For the women’s team, winds at Narragansett Bay were less forceful than expected. In addition to the low four-10 knot north-northeast wind, a drizzling rain lasted throughout the day.

Because of light winds, only six races in each division took place Saturday. Four races were held in the A division on Sunday, but the scores from the second set were thrown out because only two races were held in the B division.

Sarah Lihan ’10 and Elizabeth Brim ’11 placed third in the A division with 51 points. The duo won the last race of the regatta, and placed in the top five four times. Claire Dennis ’13 and Heather May ’13 placed eighth in the B division with 68 points in eight races.

With 119 points over eight races per division, the team finished in third behind Boston College (107) and College of Charleston (109).

The coed Bulldogs also faced challenging weather conditions on the Charles as the remnants of Hurricane Ida drenched the fleet Saturday. With winds varying between 4 and 12 knots, sailors raced in Harvard’s FJ fleet and had to constantly adjust to the varying wind speed throughout the day.

“It was heavy rain with sort of light and shifty conditions,” Thomas Barrows ’10 said. “We didn’t really ever see much wind.”

In the A division, team-captain Barrows and crew Belling finished in the top five three times out of ten total races. Earning 74 points in all, the duo placed sixth in the division.

Joe Morris ’12 and Marla Menninger ’10 raced to a second place finish in the B division. The pair finished in the top five five times and top 10 in eight races.

All together, Yale finished fourth with 132 points, narrowly missing third place by one point to St. Mary’s.

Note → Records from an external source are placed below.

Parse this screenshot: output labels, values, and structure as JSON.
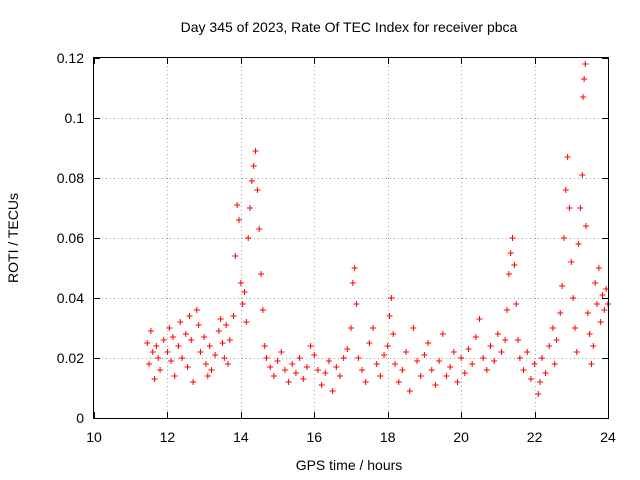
{
  "chart_data": {
    "type": "scatter",
    "title": "Day 345 of 2023, Rate Of TEC Index for receiver pbca",
    "xlabel": "GPS time / hours",
    "ylabel": "ROTI / TECUs",
    "xlim": [
      10,
      24
    ],
    "ylim": [
      0,
      0.12
    ],
    "xticks": [
      10,
      12,
      14,
      16,
      18,
      20,
      22,
      24
    ],
    "yticks": [
      0,
      0.02,
      0.04,
      0.06,
      0.08,
      0.1,
      0.12
    ],
    "xtick_labels": [
      "10",
      "12",
      "14",
      "16",
      "18",
      "20",
      "22",
      "24"
    ],
    "ytick_labels": [
      "0",
      "0.02",
      "0.04",
      "0.06",
      "0.08",
      "0.1",
      "0.12"
    ],
    "grid": true,
    "marker": "+",
    "color": "#ff0000",
    "series": [
      {
        "name": "ROTI",
        "points": [
          [
            11.45,
            0.025
          ],
          [
            11.5,
            0.018
          ],
          [
            11.55,
            0.029
          ],
          [
            11.6,
            0.022
          ],
          [
            11.65,
            0.013
          ],
          [
            11.7,
            0.024
          ],
          [
            11.75,
            0.02
          ],
          [
            11.8,
            0.016
          ],
          [
            11.9,
            0.026
          ],
          [
            12.0,
            0.022
          ],
          [
            12.05,
            0.03
          ],
          [
            12.1,
            0.019
          ],
          [
            12.15,
            0.027
          ],
          [
            12.2,
            0.014
          ],
          [
            12.3,
            0.024
          ],
          [
            12.35,
            0.032
          ],
          [
            12.4,
            0.02
          ],
          [
            12.5,
            0.028
          ],
          [
            12.55,
            0.017
          ],
          [
            12.6,
            0.034
          ],
          [
            12.65,
            0.026
          ],
          [
            12.7,
            0.012
          ],
          [
            12.8,
            0.036
          ],
          [
            12.85,
            0.031
          ],
          [
            12.9,
            0.022
          ],
          [
            13.0,
            0.027
          ],
          [
            13.05,
            0.018
          ],
          [
            13.1,
            0.014
          ],
          [
            13.15,
            0.024
          ],
          [
            13.2,
            0.016
          ],
          [
            13.3,
            0.021
          ],
          [
            13.4,
            0.029
          ],
          [
            13.45,
            0.033
          ],
          [
            13.5,
            0.025
          ],
          [
            13.55,
            0.02
          ],
          [
            13.6,
            0.031
          ],
          [
            13.65,
            0.018
          ],
          [
            13.7,
            0.026
          ],
          [
            13.8,
            0.034
          ],
          [
            13.85,
            0.054
          ],
          [
            13.9,
            0.071
          ],
          [
            13.95,
            0.066
          ],
          [
            14.0,
            0.045
          ],
          [
            14.05,
            0.038
          ],
          [
            14.1,
            0.042
          ],
          [
            14.15,
            0.032
          ],
          [
            14.2,
            0.06
          ],
          [
            14.25,
            0.07
          ],
          [
            14.3,
            0.079
          ],
          [
            14.35,
            0.084
          ],
          [
            14.4,
            0.089
          ],
          [
            14.45,
            0.076
          ],
          [
            14.5,
            0.063
          ],
          [
            14.55,
            0.048
          ],
          [
            14.6,
            0.036
          ],
          [
            14.65,
            0.024
          ],
          [
            14.7,
            0.02
          ],
          [
            14.8,
            0.017
          ],
          [
            14.9,
            0.014
          ],
          [
            15.0,
            0.019
          ],
          [
            15.1,
            0.022
          ],
          [
            15.2,
            0.016
          ],
          [
            15.3,
            0.012
          ],
          [
            15.4,
            0.018
          ],
          [
            15.5,
            0.015
          ],
          [
            15.6,
            0.02
          ],
          [
            15.7,
            0.013
          ],
          [
            15.8,
            0.017
          ],
          [
            15.9,
            0.024
          ],
          [
            16.0,
            0.021
          ],
          [
            16.1,
            0.016
          ],
          [
            16.2,
            0.011
          ],
          [
            16.3,
            0.015
          ],
          [
            16.4,
            0.019
          ],
          [
            16.5,
            0.009
          ],
          [
            16.6,
            0.017
          ],
          [
            16.7,
            0.014
          ],
          [
            16.8,
            0.02
          ],
          [
            16.9,
            0.023
          ],
          [
            17.0,
            0.03
          ],
          [
            17.05,
            0.045
          ],
          [
            17.1,
            0.05
          ],
          [
            17.15,
            0.038
          ],
          [
            17.2,
            0.02
          ],
          [
            17.3,
            0.016
          ],
          [
            17.4,
            0.012
          ],
          [
            17.5,
            0.025
          ],
          [
            17.6,
            0.03
          ],
          [
            17.7,
            0.018
          ],
          [
            17.8,
            0.014
          ],
          [
            17.9,
            0.021
          ],
          [
            18.0,
            0.024
          ],
          [
            18.05,
            0.034
          ],
          [
            18.1,
            0.04
          ],
          [
            18.15,
            0.028
          ],
          [
            18.2,
            0.018
          ],
          [
            18.3,
            0.012
          ],
          [
            18.4,
            0.016
          ],
          [
            18.5,
            0.022
          ],
          [
            18.6,
            0.009
          ],
          [
            18.7,
            0.03
          ],
          [
            18.8,
            0.019
          ],
          [
            18.9,
            0.014
          ],
          [
            19.0,
            0.021
          ],
          [
            19.1,
            0.025
          ],
          [
            19.2,
            0.016
          ],
          [
            19.3,
            0.011
          ],
          [
            19.4,
            0.019
          ],
          [
            19.5,
            0.028
          ],
          [
            19.6,
            0.014
          ],
          [
            19.7,
            0.017
          ],
          [
            19.8,
            0.022
          ],
          [
            19.9,
            0.012
          ],
          [
            20.0,
            0.02
          ],
          [
            20.1,
            0.015
          ],
          [
            20.2,
            0.023
          ],
          [
            20.3,
            0.018
          ],
          [
            20.4,
            0.027
          ],
          [
            20.5,
            0.033
          ],
          [
            20.6,
            0.02
          ],
          [
            20.7,
            0.016
          ],
          [
            20.8,
            0.024
          ],
          [
            20.9,
            0.019
          ],
          [
            21.0,
            0.028
          ],
          [
            21.1,
            0.022
          ],
          [
            21.2,
            0.026
          ],
          [
            21.25,
            0.036
          ],
          [
            21.3,
            0.048
          ],
          [
            21.35,
            0.055
          ],
          [
            21.4,
            0.06
          ],
          [
            21.45,
            0.051
          ],
          [
            21.5,
            0.038
          ],
          [
            21.55,
            0.026
          ],
          [
            21.6,
            0.02
          ],
          [
            21.7,
            0.016
          ],
          [
            21.8,
            0.022
          ],
          [
            21.9,
            0.013
          ],
          [
            22.0,
            0.018
          ],
          [
            22.1,
            0.008
          ],
          [
            22.15,
            0.012
          ],
          [
            22.2,
            0.02
          ],
          [
            22.3,
            0.015
          ],
          [
            22.4,
            0.024
          ],
          [
            22.5,
            0.03
          ],
          [
            22.55,
            0.018
          ],
          [
            22.6,
            0.026
          ],
          [
            22.7,
            0.035
          ],
          [
            22.75,
            0.044
          ],
          [
            22.8,
            0.06
          ],
          [
            22.85,
            0.076
          ],
          [
            22.9,
            0.087
          ],
          [
            22.95,
            0.07
          ],
          [
            23.0,
            0.052
          ],
          [
            23.05,
            0.04
          ],
          [
            23.1,
            0.03
          ],
          [
            23.15,
            0.022
          ],
          [
            23.2,
            0.058
          ],
          [
            23.25,
            0.07
          ],
          [
            23.3,
            0.081
          ],
          [
            23.32,
            0.107
          ],
          [
            23.35,
            0.113
          ],
          [
            23.38,
            0.118
          ],
          [
            23.4,
            0.064
          ],
          [
            23.45,
            0.035
          ],
          [
            23.5,
            0.028
          ],
          [
            23.55,
            0.018
          ],
          [
            23.6,
            0.024
          ],
          [
            23.65,
            0.045
          ],
          [
            23.7,
            0.038
          ],
          [
            23.75,
            0.05
          ],
          [
            23.8,
            0.032
          ],
          [
            23.85,
            0.041
          ],
          [
            23.9,
            0.036
          ],
          [
            23.95,
            0.043
          ],
          [
            24.0,
            0.038
          ]
        ]
      }
    ]
  }
}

Boston College won the regatta with 99 points, and Brown placed second with 121 points.

“Boston College definitely sailed well in A division and brown also had very strong performance in B division,” Barrows said of Saturday’s competition. “Those teams separated themselves by having big leads in a division.”

Ten races were held in each division on Saturday, and on Sunday, the wind dropped to nothing, and all of the races were canceled.

“Although we didn’t end as well as we’d like, now it’s all about training over the winter, going to the gym and preparing for the nationals,” Morris said.

The teams will now break until February. The coed team will resume racing at the Frank Mendelblatt Team Race hosted by the University of South Florida and Eckerd College. The women’s team opens their spring by competing in the 29th Women’s Intersectionals at Charleston, S.C., on March 6, 2010.